In 1971, the Council of the Southern Mountains outreach in Chicago closed after W. Clement Stone withdrew funding, citing demographic changes. Many of the smaller factories also began to close or move to the suburbs. In 1973, the nation went into a two-year recession, further damaging Chicago’s economy. Unlike the African-American migrants, who established strong communities on the South and West Sides, many of the Appalachians began to make their way back home.
“A reverend who worked in the Uptown area told me that ‘they figure they can starve more comfortably back home than in Chicago,'” Butler says.
Just as they migrated North over a number of years, the exodus of the Southern whites from Chicago was gradual. Along with the decline in low-skilled jobs, the main reason for the exodus was urban renewal. Growing up in Lincoln Park, I witnessed what was probably the first wave of these changes. In the area west of Halsted near Diversey, on streets like Burling, Schubert, Dayton and Mildred, rusted iron fences, tarpaper houses and grey wood porches gave way to manicured gardens, wolmanized wood decks and aluminum siding. Rents went up and the hill folk either moved back South or into Uptown, which remained the last bastion for the Southern migrants.
“Things were strong here through the seventies and eighties as far as Southerners living and staying,” says Harris, whose bar features live country music five nights a week.
“It wasn’t really until the 1990s when they started rehabbing the condos and the yuppies moved in. After that the landlords started raising the rents and the people moved back South.”
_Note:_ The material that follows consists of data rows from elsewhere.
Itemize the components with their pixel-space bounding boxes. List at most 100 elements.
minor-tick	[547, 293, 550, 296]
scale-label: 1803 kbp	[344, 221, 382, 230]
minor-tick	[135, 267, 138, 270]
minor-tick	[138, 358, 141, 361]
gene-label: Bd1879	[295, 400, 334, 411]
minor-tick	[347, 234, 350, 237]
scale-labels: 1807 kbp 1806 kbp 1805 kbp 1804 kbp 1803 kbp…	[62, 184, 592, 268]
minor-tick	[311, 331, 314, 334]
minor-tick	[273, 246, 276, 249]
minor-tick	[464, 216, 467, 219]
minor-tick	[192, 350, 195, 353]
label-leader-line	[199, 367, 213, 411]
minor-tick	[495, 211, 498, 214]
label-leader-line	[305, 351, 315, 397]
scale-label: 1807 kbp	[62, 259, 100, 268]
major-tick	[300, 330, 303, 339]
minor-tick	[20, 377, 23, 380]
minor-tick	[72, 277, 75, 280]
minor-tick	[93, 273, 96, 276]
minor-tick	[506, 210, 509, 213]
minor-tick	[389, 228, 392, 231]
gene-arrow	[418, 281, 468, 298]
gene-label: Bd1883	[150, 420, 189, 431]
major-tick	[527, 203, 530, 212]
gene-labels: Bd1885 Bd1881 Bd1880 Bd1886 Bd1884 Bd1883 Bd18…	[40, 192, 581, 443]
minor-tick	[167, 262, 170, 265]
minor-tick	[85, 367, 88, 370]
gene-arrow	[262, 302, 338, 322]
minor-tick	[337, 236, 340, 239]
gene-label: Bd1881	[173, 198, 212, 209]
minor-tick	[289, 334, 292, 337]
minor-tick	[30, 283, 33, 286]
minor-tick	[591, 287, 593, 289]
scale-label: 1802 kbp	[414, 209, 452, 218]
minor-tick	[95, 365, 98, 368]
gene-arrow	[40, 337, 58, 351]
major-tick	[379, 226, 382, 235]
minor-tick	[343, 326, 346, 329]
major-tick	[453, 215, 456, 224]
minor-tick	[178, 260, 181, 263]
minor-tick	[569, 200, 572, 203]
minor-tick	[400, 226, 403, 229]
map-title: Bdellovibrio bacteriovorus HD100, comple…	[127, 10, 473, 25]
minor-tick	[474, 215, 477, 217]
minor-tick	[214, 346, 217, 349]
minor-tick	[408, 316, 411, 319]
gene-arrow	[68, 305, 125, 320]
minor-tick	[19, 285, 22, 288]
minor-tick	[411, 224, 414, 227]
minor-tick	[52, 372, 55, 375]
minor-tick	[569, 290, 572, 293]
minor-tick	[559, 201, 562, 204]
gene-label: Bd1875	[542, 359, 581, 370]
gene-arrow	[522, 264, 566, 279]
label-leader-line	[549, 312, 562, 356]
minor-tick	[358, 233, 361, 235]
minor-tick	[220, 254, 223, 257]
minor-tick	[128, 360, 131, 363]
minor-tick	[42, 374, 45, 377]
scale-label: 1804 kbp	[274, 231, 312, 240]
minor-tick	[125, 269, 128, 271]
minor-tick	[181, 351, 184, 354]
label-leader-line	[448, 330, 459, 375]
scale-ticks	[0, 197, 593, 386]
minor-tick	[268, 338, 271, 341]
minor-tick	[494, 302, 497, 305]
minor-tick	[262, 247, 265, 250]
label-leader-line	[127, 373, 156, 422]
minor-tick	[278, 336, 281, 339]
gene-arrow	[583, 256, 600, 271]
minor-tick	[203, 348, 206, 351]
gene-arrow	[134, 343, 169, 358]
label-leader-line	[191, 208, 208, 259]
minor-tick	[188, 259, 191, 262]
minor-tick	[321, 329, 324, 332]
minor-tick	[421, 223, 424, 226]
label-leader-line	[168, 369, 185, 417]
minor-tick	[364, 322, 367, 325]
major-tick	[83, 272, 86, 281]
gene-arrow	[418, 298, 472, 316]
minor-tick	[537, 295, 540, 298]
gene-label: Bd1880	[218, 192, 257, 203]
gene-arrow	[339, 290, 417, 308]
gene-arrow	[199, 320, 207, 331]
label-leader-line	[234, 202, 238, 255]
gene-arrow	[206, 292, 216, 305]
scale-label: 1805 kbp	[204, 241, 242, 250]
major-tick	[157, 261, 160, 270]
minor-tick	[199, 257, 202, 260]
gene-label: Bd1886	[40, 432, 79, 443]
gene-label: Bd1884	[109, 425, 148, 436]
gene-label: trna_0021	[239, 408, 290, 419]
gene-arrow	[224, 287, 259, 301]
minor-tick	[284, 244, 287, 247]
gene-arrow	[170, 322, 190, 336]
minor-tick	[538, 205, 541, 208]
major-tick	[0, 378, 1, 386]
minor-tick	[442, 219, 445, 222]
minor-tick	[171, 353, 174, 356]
Many of the Southern whites also stayed in Chicago, perhaps living in the same North Side neighborhoods or moving to the suburbs, blending in and enjoying all the benefits of a prosperous community.
“You’ve got to realize that the white southern migrant, unlike the black or Puerto Rican, faces what is basically just a one-generation problem,” says Bill Myers, a social worker who worked in Uptown during the seventies. “All he has to do is lose his Southern accent and move out of the migrant community and nobody recognizes him any more.”
With the closing of “Sharon’s Hillbilly Heaven” on Lawrence and Broadway, Carol’s represents what may be the last bastion of the true, Southern-white culture in Uptown. Now the crowd is a mixture of the few remaining regulars as well as young hipsters trying to catch the country vibe. Because of this, Diamondback now mixes in old pop, R&B and even rock numbers with traditional country standards like “Kiss An Angel Good Morning,” “Faded Love,” and “Your Cheatin’ Heart.”
“When the neighborhood began to change fifteen years ago we thought we would see a drop in business,” Harris says, “but we found out that yuppies like country too.”